Milliyetçiliğimi Gizlemedim
Milliyetçiliğinden rahatsız olanların çıkabileceğini belirten Feyzioğlu, “Hiçbir gün ben milliyetçiliğimi gizlemedim. Mustafa Kemal Atatürk'ün tanımladığı şekilde; herkesi kucaklayan mezhep, etnik, cinsiyet ve siyasi ideoloji ayrımı yapmaksızın bu vatana hizmet eden herkesi kucaklayan yapıcı bir milliyetçiliğe sahibim. Bugün Mustafa Kemal Atatürk'ün bu milliyetçilik anlayışı, bilimsel yayınlar tarafından Orta Doğu meselesinin çözümü olarak gösteriliyor. Türkiye aslında buna 100 yıl önce başlamıştı. Biz doğru anlamadık, doğru anlatamadık. Şekilci bir bakışla yaklaştık. Türkiye, Mustafa Kemal Atatürk'ü bir kez daha ve doğru bir şekilde keşfetti. Dayatma ile değil aşkla keşfetti. O kadar büyük bir önder ki, yaptıkları 100 sene sonra anlaşılıyor ve hala bize ışık tutuyor. Türkiye Cumhuriyeti'nin kuruluş felsefesine sahip çıkmamız lazım” şeklinde konuştu.
Sanatçılara Çağrı
Türkiye Cumhuriyeti'ni dünyanın zirvesine el birliği ile taşımak zorunda olduklarını vurgulayan Feyzioğlu, "Özgürlükte, demokraside, sanatta ve sporda en ileride olmak zorundayız. Ben dünya çapındaki sanatçılarımızın, şu an Avrupa ve ABD'de de; PKK, FETÖ, DHKP-C kara propagandasına karşın Türkiye'nin haklı sesini duyurmasını bekliyorum. Bu dünyaya daha çok açılarak olur. Devletimizin bu sanatçıları desteklemesi ile olur. Siyasi görüşleri bir tarafa bırakarak milli meseleler üzerine kilitlenmemiz gerekiyor. Bu sanatçılarımız dünyanın çeşitli yerlerinde verdikleri konserlerin sonrasında birkaç cümle ile Türkiye'nin haklılığını anlatmaları gerekir.” dedi.

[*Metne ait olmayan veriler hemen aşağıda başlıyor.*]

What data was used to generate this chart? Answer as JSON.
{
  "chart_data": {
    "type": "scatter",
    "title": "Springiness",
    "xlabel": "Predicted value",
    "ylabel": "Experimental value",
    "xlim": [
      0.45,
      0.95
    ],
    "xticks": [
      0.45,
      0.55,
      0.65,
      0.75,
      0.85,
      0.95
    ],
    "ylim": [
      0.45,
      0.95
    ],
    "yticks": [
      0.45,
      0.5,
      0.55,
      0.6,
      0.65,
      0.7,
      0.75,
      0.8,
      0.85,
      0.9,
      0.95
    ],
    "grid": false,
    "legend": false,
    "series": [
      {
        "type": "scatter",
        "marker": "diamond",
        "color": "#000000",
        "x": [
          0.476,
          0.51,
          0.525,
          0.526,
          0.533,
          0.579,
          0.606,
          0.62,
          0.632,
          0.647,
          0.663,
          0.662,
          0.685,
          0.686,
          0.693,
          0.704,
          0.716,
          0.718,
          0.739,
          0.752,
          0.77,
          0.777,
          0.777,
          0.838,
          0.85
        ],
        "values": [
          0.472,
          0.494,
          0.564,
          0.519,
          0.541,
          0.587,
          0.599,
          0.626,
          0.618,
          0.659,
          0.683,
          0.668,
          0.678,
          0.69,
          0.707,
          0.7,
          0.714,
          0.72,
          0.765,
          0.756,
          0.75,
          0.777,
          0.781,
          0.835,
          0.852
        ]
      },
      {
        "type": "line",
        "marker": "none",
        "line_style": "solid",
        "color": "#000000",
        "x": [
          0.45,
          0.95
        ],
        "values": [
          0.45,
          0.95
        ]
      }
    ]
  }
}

‘Suç duyuruları bizim için madalya gibidir’
Cumhurbaşkanı Recep Tayyip Erdoğan’ın ABD'de yaptığı görüşmeleri de değerlendiren Feyzioğlu, “Yapılan görüşmenin olumlu geçtiği görünüyor. Bizim unuttuğumuz nokta ise kamu diplomasisidir. PKK, FETÖ, DHKP-C artık bunlar birlikte çalışıyor. Yaptıkları kara propagandalar ile uluslararası sivil toplum örgütlerini pençelerine almış durumdalar. Türkiye'ye karşı inanılmaz bir kara propaganda yürütüyorlar. Sadece ABD Başkanına ya da kongre üyelerine haklı davamızı anlatan kitap vermek, görüntü izletmek yeterli olmuyor. Onları sıkıştıracak olan halk kitleleridir. O kitleleri yanımıza almak için çalışmak zorundayız. Biz bunlara cevap veriyoruz. Zaten bunlara cevap verdiğimiz için hedefe koyuluyoruz. Bana 'niye Akçakale'ye gittin' diyorlar. Nasıl gitmeyeyim? Neden gitmeyeyim? ‘Gazetecilerimiz orada terör örgütünün hedefi olurken hangimiz orada olmak istemedik’, diye soruyorum. Ben de orada olmak istedim. Dünyaya bunu göstermek için makam odamdan yapacağım açıklama yetmiyordu. 'Türk Silahlı Kuvvetli dünyanın en şerefli ordusudur ve Türk askeri dünyanın en ahlaklı askeridir. Tek bir sivile zarar vermez. Onun yerine şehit olmayı göze alır' dedim. Bu sözlerimden dolayı bir siyasi parti benim hakkımda suç duyurusunda bulundu. Sözleri çarpıtarak değil, yeni baştan demediğim sözlerle suç duyurusunda bulundu. Bu suç duyuruları bizim için madalya gibidir” dedi.